Jugó videojuegos toda la noche; podía escucharlo a través de las paredes. Pero yo no salí de mi habitación.

Así pasaron cuatro días. Yo solo esperaba a que mi abogado finalizara la división de bienes.

No lloré. No hablé. No intenté nada.

Al quinto día, Henry no aguantó más.

Le llamó a Finn. Pude escucharlo sollozar a través de las paredes, diciéndole que ya no aguantaba más, que necesitaba mudarse porque yo lo estaba tratando horrible y quería lastimarlo.

Finn apareció al día siguiente e irrumpió en la hacienda. Su tono fue cortante.

—Sigues siendo su madre, Jillian. No me importa lo que te dijera Madeline, tienes responsabilidades.

Antes de que pudiera responder, Henry lo jaló de la manga, aún llorando.

—Papá, quédate poquito con nosotros, por favor. Mira cómo es. ¡Quiere matarme!

Finn me lanzó una mirada rápida y luego se volvió hacia Henry.

—Está bien, me quedo. Pero Jillian, no te pases de la raya.

Henry se secó las lágrimas y se animó.

—¿Le podemos decir a Madeline que venga a vivir con nosotros también? ¡Ella es mucho mejor!

Finn no respondió de inmediato. Solo me miró, esperando mi reacción. Le sostuve la mirada. Indiferente y firme.

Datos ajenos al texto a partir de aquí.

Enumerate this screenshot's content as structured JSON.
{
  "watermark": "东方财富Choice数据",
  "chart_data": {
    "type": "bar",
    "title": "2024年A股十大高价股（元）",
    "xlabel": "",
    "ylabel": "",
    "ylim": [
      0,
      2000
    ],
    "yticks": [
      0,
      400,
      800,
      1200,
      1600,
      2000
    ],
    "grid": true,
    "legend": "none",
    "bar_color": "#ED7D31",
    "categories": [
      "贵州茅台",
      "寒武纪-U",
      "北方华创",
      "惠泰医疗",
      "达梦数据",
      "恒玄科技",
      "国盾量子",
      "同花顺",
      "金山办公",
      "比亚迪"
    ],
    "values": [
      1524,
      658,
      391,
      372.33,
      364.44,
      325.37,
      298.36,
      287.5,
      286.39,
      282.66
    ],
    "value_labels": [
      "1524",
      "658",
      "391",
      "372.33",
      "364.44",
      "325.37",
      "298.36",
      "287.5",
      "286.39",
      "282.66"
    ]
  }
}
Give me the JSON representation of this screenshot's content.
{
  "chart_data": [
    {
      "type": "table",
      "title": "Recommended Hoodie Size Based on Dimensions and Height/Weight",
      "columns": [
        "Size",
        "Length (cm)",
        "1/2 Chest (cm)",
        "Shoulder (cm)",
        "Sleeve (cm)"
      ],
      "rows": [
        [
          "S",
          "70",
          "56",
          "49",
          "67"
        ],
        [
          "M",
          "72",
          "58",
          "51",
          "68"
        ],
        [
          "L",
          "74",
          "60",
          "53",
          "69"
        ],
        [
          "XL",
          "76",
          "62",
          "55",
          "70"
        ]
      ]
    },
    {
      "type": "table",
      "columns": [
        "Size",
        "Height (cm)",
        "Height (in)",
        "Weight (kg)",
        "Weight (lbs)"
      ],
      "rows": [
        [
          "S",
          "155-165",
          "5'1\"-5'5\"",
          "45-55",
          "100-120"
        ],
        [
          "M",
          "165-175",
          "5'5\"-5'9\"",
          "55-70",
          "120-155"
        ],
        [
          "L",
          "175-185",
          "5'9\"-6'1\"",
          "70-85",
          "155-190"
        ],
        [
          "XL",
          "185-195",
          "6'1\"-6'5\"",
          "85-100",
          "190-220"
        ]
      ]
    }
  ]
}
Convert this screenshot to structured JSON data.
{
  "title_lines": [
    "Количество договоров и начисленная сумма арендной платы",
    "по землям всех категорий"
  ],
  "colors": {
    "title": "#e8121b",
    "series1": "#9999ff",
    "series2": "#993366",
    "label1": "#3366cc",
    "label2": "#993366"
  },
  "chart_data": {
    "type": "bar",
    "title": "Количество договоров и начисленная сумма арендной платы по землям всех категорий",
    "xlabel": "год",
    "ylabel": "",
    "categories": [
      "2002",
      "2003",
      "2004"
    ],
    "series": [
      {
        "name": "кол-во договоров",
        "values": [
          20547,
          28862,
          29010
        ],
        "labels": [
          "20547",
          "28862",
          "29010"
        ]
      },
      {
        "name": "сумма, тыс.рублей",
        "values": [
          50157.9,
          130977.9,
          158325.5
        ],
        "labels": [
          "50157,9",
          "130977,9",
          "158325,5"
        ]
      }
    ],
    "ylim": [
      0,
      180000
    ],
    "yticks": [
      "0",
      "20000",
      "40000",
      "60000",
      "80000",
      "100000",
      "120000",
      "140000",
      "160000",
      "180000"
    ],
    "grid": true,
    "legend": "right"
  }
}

—Invítala. Por mí no hay problema.

Mi voz sonó tranquila. Sus ojos se abrieron un poco por la sorpresa.

—¿En serio?

—Claro.

Henry ya lo estaba arrastrando hacia la puerta.

—¡Vamos! ¡Hay que decirle a Madeline!

Salieron de la hacienda. Finn volteó a verme una última vez, fugazmente, y luego subió al carro con Henry.